Anne Tyler’s thirteenth novel Ladder of Years begins with a newspaper headline. “Baltimore Woman Disappears During Family Vacation”.  The accompanying news item includes the few facts related to the sudden disappearance of Cordelia Grinstead, whose eyes are blue or gray or perhaps green.  Then Tyler circles back to let the readers see the circumstances that trigger Delia’s unpremeditated decision to vacate her current life – without even saying good-bye.


One of the primary feminist themes in this novel is the importance of female bonding.  In Bay Borough, Delia forms a friendship with Belle Flint, whose incongruous name suggests a combination of traditional feminity and a steely will. More significant is Delia’s encounter with Ellie, the television anchorwoman and mother of Noah, the young boy whom Delia is hired to care for.  Like Rosemary, Ellie is “the other woman,” and Delia watches her on television with some of the same curious fascination that she had about Rosemary.  Delia makes contact with Ellie and they have a heart-to-heart conversation in which they share some of the burdens of womanhood in contemporary society, “funny how men always worry ahead of time that marriage might confine them.  Women don’t give it a thought. It’s afterwards it hits them” (Tyler 1995 228).


Delia uses her new capacity for woman-to-woman conversation when she returns to her home in Baltimore and discovers her daughter Suzie in crisis over her wedding.  Suzie tells her mother what bothers her about her fiancé Driscoll, complaints strikingly similar to those that Ellie voiced about Joel and that Delia harbours about Sam.  For example when Suzie tells Driscoll she has decided to call off their marriage ceremony, he closes his eyes for a moment and then – acting as if Suzie has said nothing important – leaves to go to dress for the wedding.  At the end, it becomes clear that Delia has strength, as do Suzie, Eliza, Linda and Eleanor. Perhaps no other aspect of women’s lives has been more discussed and emphasised in the feminist movement than the plight of women against the traditional power of white male patriarchy.  From the repressive legal and social codes under which Edna suffers in Kate Chopin’s The Awakening (1899) to the wives in Anne Tyler’s novels, women struggle for independence and equality. Some of Tyler’s women characters struggle but in the end get and accept the closed in life of family and household duties. Tyler’s works do not explicitly state strong feminist positions, and generally as Dorothy Faye Sala Brock notes, Tyler’s, “works are largely free from feminist grievances against society.   As a rule, Tyler’s books do not concern themselves very much with either sex or politics, nor with sex as politics” (1985 21). Anne Tyler exposes her male characters’ failings, but without anger or bitterness. She does not consider herself a political feminist.

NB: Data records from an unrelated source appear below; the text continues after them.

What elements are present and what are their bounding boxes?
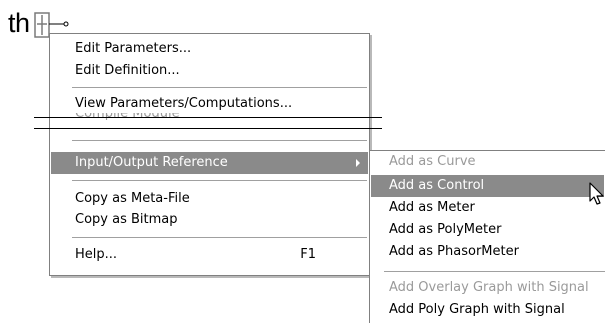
- context-menu: Edit Parameters... Edit Definition... Vi…: [49, 33, 370, 276]
- submenu-item-add-as-curve: Add as Curve: [371, 151, 604, 173]
- menu-item-label: Copy as Meta-File: [75, 191, 190, 206]
- menu-item-label: Copy as Bitmap: [75, 212, 178, 227]
- mouse-pointer-icon: [589, 182, 604, 205]
- menu-item-copy-meta-file[interactable]: Copy as Meta-File: [51, 188, 368, 210]
- menu-item-label: Add as Curve: [389, 154, 476, 169]
- input-output-submenu: Add as Curve Add as Control Add as Meter…: [369, 150, 605, 323]
- menu-item-help[interactable]: Help... F1: [51, 244, 368, 266]
- menu-item-edit-definition[interactable]: Edit Definition...: [51, 60, 368, 82]
- menu-item-copy-bitmap[interactable]: Copy as Bitmap: [51, 209, 368, 231]
- menu-item-label: Help...: [75, 247, 118, 262]
- menu-item-label: Add as PhasorMeter: [389, 244, 519, 259]
- submenu-item-add-as-phasormeter[interactable]: Add as PhasorMeter: [371, 241, 604, 263]
- menu-item-compile-module: Compile Module: [51, 113, 368, 127]
- menu-item-label: Input/Output Reference: [75, 155, 228, 170]
- menu-separator: [72, 180, 367, 181]
- menu-separator: [72, 237, 367, 238]
- submenu-item-add-poly-graph[interactable]: Add Poly Graph with Signal: [371, 299, 604, 321]
- menu-item-edit-parameters[interactable]: Edit Parameters...: [51, 38, 368, 60]
- menu-item-label: Add as Meter: [389, 200, 475, 215]
- menu-item-label: Add as PolyMeter: [389, 222, 502, 237]
- menu-item-shortcut: F1: [300, 247, 316, 262]
- menu-item-input-output-reference[interactable]: Input/Output Reference: [51, 152, 368, 174]
- submenu-item-add-as-polymeter[interactable]: Add as PolyMeter: [371, 219, 604, 241]
- strike-line: [34, 128, 382, 129]
- menu-separator: [384, 271, 605, 272]
- menu-item-view-parameters[interactable]: View Parameters/Computations...: [51, 93, 368, 115]
- submenu-item-add-overlay-graph: Add Overlay Graph with Signal: [371, 277, 604, 299]
- menu-separator: [72, 140, 367, 141]
- background-text: th: [8, 8, 30, 38]
- menu-item-label: Add Overlay Graph with Signal: [389, 280, 589, 295]
- menu-separator: [72, 87, 367, 88]
- menu-item-label: Edit Parameters...: [75, 41, 192, 56]
- menu-item-label: Add as Control: [389, 178, 485, 193]
- menu-item-label: Add Poly Graph with Signal: [389, 302, 565, 317]
- submenu-item-add-as-meter[interactable]: Add as Meter: [371, 197, 604, 219]
- menu-item-label: Edit Definition...: [75, 63, 180, 78]
- submenu-item-add-as-control[interactable]: Add as Control: [371, 175, 604, 197]
- chevron-right-icon: [356, 159, 360, 167]
- menu-item-label: View Parameters/Computations...: [75, 96, 293, 111]
- strike-line: [34, 117, 382, 118]
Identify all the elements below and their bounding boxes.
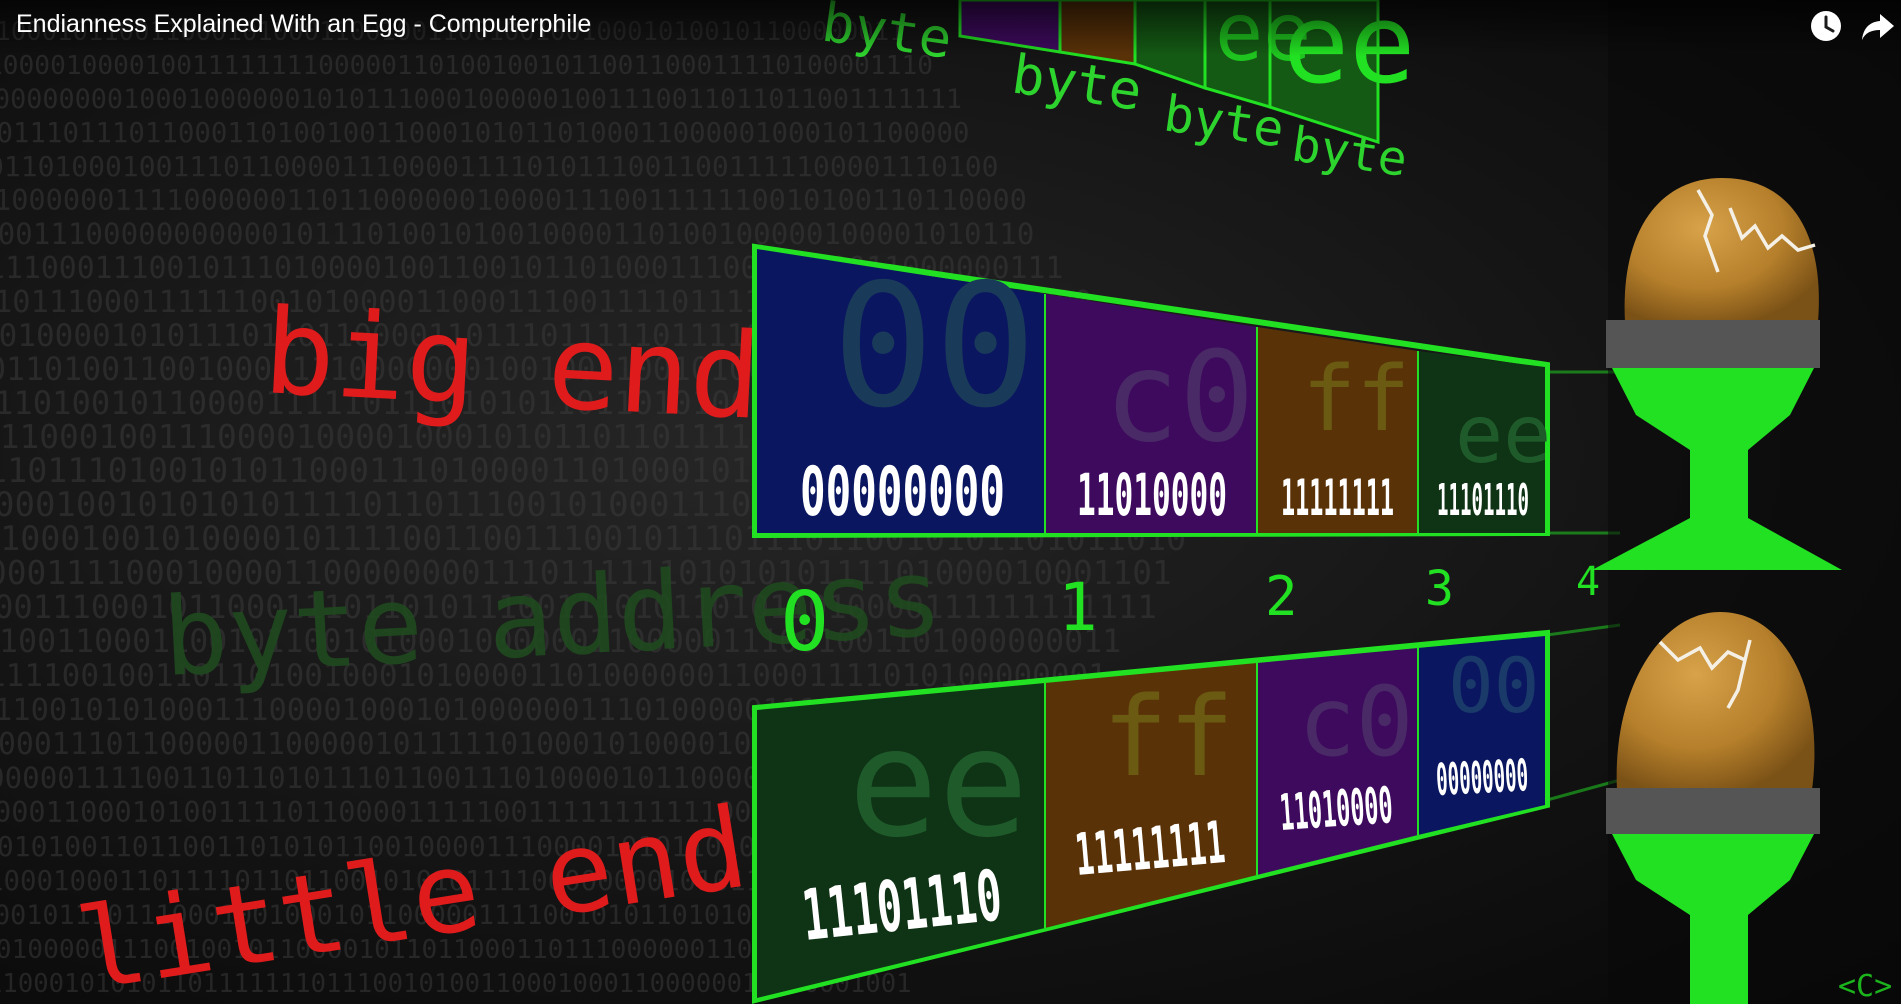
address-1: 1 — [1058, 569, 1098, 646]
address-0: 0 — [780, 575, 829, 670]
little-bin-2: 11010000 — [1278, 776, 1395, 842]
share-button[interactable] — [1860, 8, 1896, 44]
address-3: 3 — [1425, 561, 1454, 617]
little-hex-3: 00 — [1448, 641, 1540, 730]
channel-watermark: <C> — [1838, 969, 1892, 1004]
big-bin-2: 11111111 — [1281, 469, 1394, 527]
little-hex-1: ff — [1102, 673, 1234, 801]
cup-rim-bottom — [1606, 788, 1820, 834]
big-hex-0: 00 — [832, 248, 1037, 446]
cup-rim-top — [1606, 320, 1820, 368]
endianness-diagram: ee ee byte byte byte byte big endian byt… — [69, 0, 1901, 1004]
top-byte-label-3: byte — [1288, 116, 1410, 188]
big-bin-3: 11101110 — [1437, 475, 1529, 526]
little-hex-0: ee — [848, 697, 1029, 871]
clock-icon — [1811, 11, 1841, 41]
address-2: 2 — [1265, 565, 1298, 628]
big-hex-3: ee — [1455, 388, 1551, 481]
video-title[interactable]: Endianness Explained With an Egg - Compu… — [16, 10, 591, 39]
watch-later-button[interactable] — [1808, 8, 1844, 44]
video-frame[interactable]: 0100010110011000101000110010011001001001… — [0, 0, 1901, 1004]
big-endian-row: 00 c0 ff ee 00000000 11010000 11111111 1… — [752, 243, 1620, 539]
little-endian-row: ee ff c0 00 11101110 11111111 11010000 0… — [752, 623, 1621, 1004]
share-arrow-icon — [1862, 14, 1894, 40]
big-bin-0: 00000000 — [800, 453, 1005, 532]
little-bin-1: 11111111 — [1072, 808, 1227, 889]
big-bin-1: 11010000 — [1077, 461, 1227, 529]
little-hex-2: c0 — [1298, 666, 1414, 778]
big-hex-1: c0 — [1104, 325, 1255, 470]
video-top-bar: Endianness Explained With an Egg - Compu… — [0, 0, 1901, 56]
big-hex-2: ff — [1302, 347, 1410, 452]
little-bin-3: 00000000 — [1435, 750, 1530, 806]
address-4: 4 — [1576, 559, 1600, 605]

Tyler is not a typical feminist author in the sense that she is not strident.  She does create strong women characters, such as Muriel Pritchett (The Accidental Tourist) and Justine Peck (Searching for Caleb), but she invariably tends to place them in traditional roles as wives and mothers.  In 1989 she reported that she does not care for novels written in the early 1970s by “the really strident, bitter, look-what-men-have-done-to us women writers who were popular at that particular moment.  Certainly I don’t hate liberated women as such; I assure I’m one myself, if you can call someone liberated who was never imprisoned” (Petry 18-19).

 

 

References

Brock, Dorothy Faye Sala.  Anne Tyler’s Treatment of Managing Women. [Dissertation]: Denton: University of North Texas State, 1985

Tyler, Anne. Celestial Navigation New York: Alfred A. Knopf, 1974.
------, Dinner at the Homesick Restaurant.  New York: Berkley Books, 1983
------.  If Morning Ever Comes.   New York: Alfred A. Knopf, 1964.
------.  Ladder of Years.   New York: Ballantine Books, 1995.

Petry, Alice Hall, ed.  Understanding Anne Tyler.  Coloumbia: University of South Carolina, 1990.
------.  Understanding Anne Tyler.  Coloumbia: University of South Carolina, 1990.
------.  “Tyler and Feminism.” Anne Tyler as Novelist. Ed. Dale Salwak.  Iowa City: University of Iowa press, 1994. 33-42.
------.  Critical Essays on Anne Tyler.  New York: G. K. Hall, 1992.